Adams fires back that NTRU may be more resistant over time to attack than RSA because NTRU is constructed in what crypto researchers call a “lattice” framework. He claims this type of lattice design makes it more resistant than an algorithm like RSA to so-called quantum-computing attacks. Scientists are continually evaluating the processing power of cutting-edge quantum computers to determine whether it is possible to break public-key cryptosystems through them.

“A quantum bit assumes multiple values simultaneously and can explore a massive key length,” Juels acknowledges. “A quantum computer, if successfully built, would compromise the RSA algorithm and elliptic curve. But it’s unclear if it’s feasible to construct such a machine.”

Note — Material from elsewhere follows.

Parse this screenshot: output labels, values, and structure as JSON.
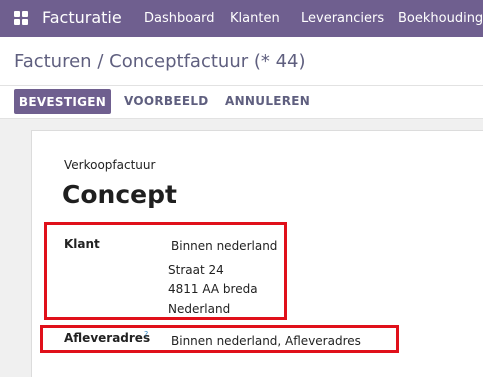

While such hazy futuristic concerns about public-key systems may worry scientists, it’s clear that NTRU has not gained the kind of widespread use in practical applications that RSA has.

Adams does cite a few examples, saying satellite-services provider EchoSat is using NTRU in IP-based payment processing related to Citgo gas stations. Adams also says he is engaged in discussions with Microsoft, McAfee and Symantec on how they might use NTRU in applications such as auto-updates, though no announcements on that score have been made. NTRU may gain more interest from industry later this year if Security Innovation pursues plans to make NTRU available in an open-source model later this summer.